Continued scientific exploration and collaboration across disciplines are indispensable for unravelling the intricacies of COPD and developing innovative solutions for better patient care. COPD is included in the WHO Global Action Plan for the Prevention and Control of Noncommunicable Diseases (NCDs) and the United Nations 2030 Agenda for Sustainable Development.
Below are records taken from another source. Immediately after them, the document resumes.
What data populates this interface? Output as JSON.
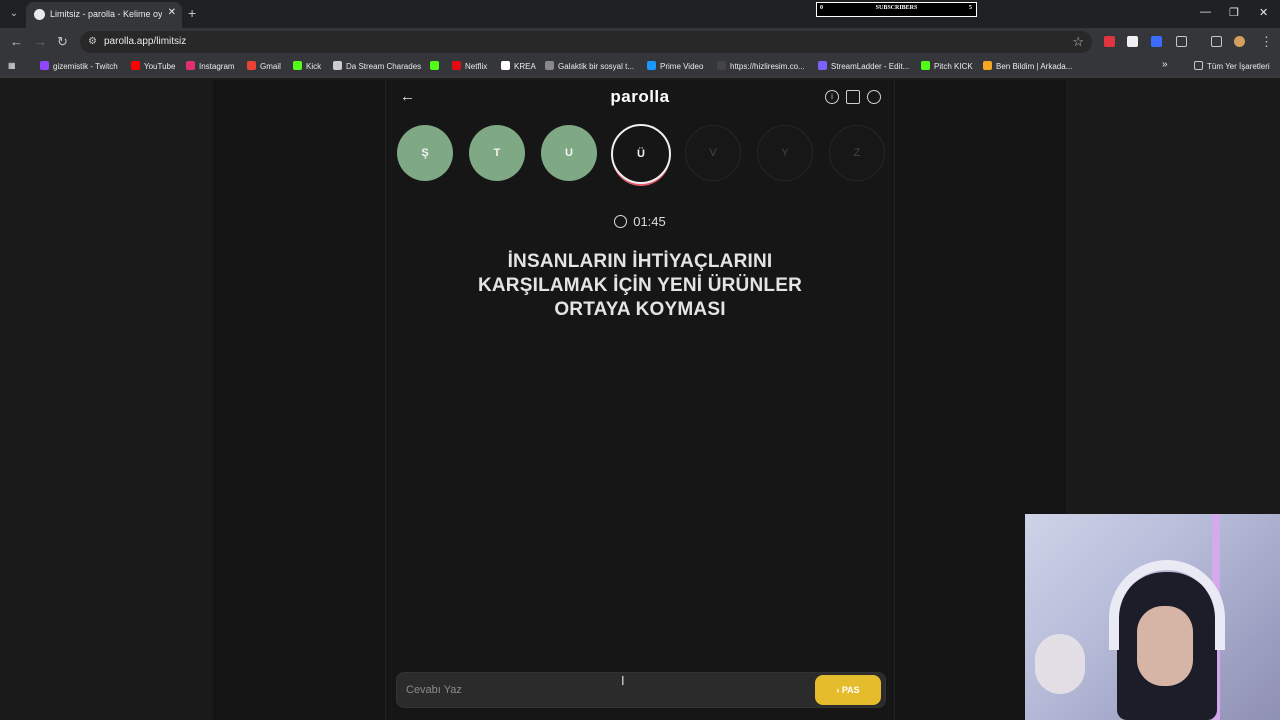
{
  "browser": {
    "tab_title": "Limitsiz - parolla - Kelime oyunu",
    "url": "parolla.app/limitsiz",
    "subscribers": {
      "left": "0",
      "label": "SUBSCRIBERS",
      "right": "5"
    },
    "bookmarks": [
      {
        "label": "gizemistik - Twitch",
        "icon_color": "#9146ff"
      },
      {
        "label": "YouTube",
        "icon_color": "#ff0000"
      },
      {
        "label": "Instagram",
        "icon_color": "#e1306c"
      },
      {
        "label": "Gmail",
        "icon_color": "#ea4335"
      },
      {
        "label": "Kick",
        "icon_color": "#53fc18"
      },
      {
        "label": "Da Stream Charades",
        "icon_color": "#cccccc"
      },
      {
        "label": "",
        "icon_color": "#53fc18"
      },
      {
        "label": "Netflix",
        "icon_color": "#e50914"
      },
      {
        "label": "KREA",
        "icon_color": "#ffffff"
      },
      {
        "label": "Galaktik bir sosyal t...",
        "icon_color": "#888888"
      },
      {
        "label": "Prime Video",
        "icon_color": "#1a98ff"
      },
      {
        "label": "https://hizliresim.co...",
        "icon_color": "#444444"
      },
      {
        "label": "StreamLadder - Edit...",
        "icon_color": "#7b61ff"
      },
      {
        "label": "Pitch KICK",
        "icon_color": "#53fc18"
      },
      {
        "label": "Ben Bildim | Arkada...",
        "icon_color": "#f5a623"
      }
    ],
    "all_bookmarks": "Tüm Yer İşaretleri"
  },
  "app": {
    "logo": "parolla",
    "letters": [
      {
        "letter": "Ş",
        "state": "done"
      },
      {
        "letter": "T",
        "state": "done"
      },
      {
        "letter": "U",
        "state": "done"
      },
      {
        "letter": "Ü",
        "state": "active"
      },
      {
        "letter": "V",
        "state": "future"
      },
      {
        "letter": "Y",
        "state": "future"
      },
      {
        "letter": "Z",
        "state": "future"
      }
    ],
    "timer": "01:45",
    "question": "İNSANLARIN İHTİYAÇLARINI KARŞILAMAK İÇİN YENİ ÜRÜNLER ORTAYA KOYMASI",
    "answer_placeholder": "Cevabı Yaz",
    "pass_label": "PAS"
  },
  "colors": {
    "done": "#7fa985",
    "pass": "#e5bd2c",
    "active_ring": "#e05a6a"
  }
}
The COPD National Action Plan in the USA developed in 2018 at the request of Congress acts as a blueprint for a multifaceted, unified fight against COPD. In Europe, The European Commission launched the Healthier together EU non-communicable diseases (NCD) initiative to reduce the burden of major NCDs and improve citizens’ health and well-being in which chronic respiratory diseases is highlighted as a top five priority. Many successful European funded (e.g. EU PAL-COPD, TOLIFE, EUREST-PLUS, CADSET ALEC and PredictCOPD) and USA funded initiatives (e.g. SPIROMICS, COPDgene, SOURCE and RURAL) are leading the way forward for COPD research globally. Similarly, the COPD Foundation, the Global Initiative for COPD (GOLD), the Speak up for COPD campaign and the recently established Advanced COPD Research International Network (COPD-iNET), amongst others, all strive to create awareness, to improve the lives of all people affected by COPD and to ignite novel research directions and therapeutic avenues paving the way to eliminate COPD.
On World COPD Day 2023, we envision a future where impactful COPD research, characterized by collaborative initiatives involving researchers, funding agencies, policymakers, and advocacy groups, will lay the groundwork for prolonging lives and enhancing the health of millions affected by COPD. Respiratory Research invites and supports the submission of Original Research Articles on COPD from global contributors.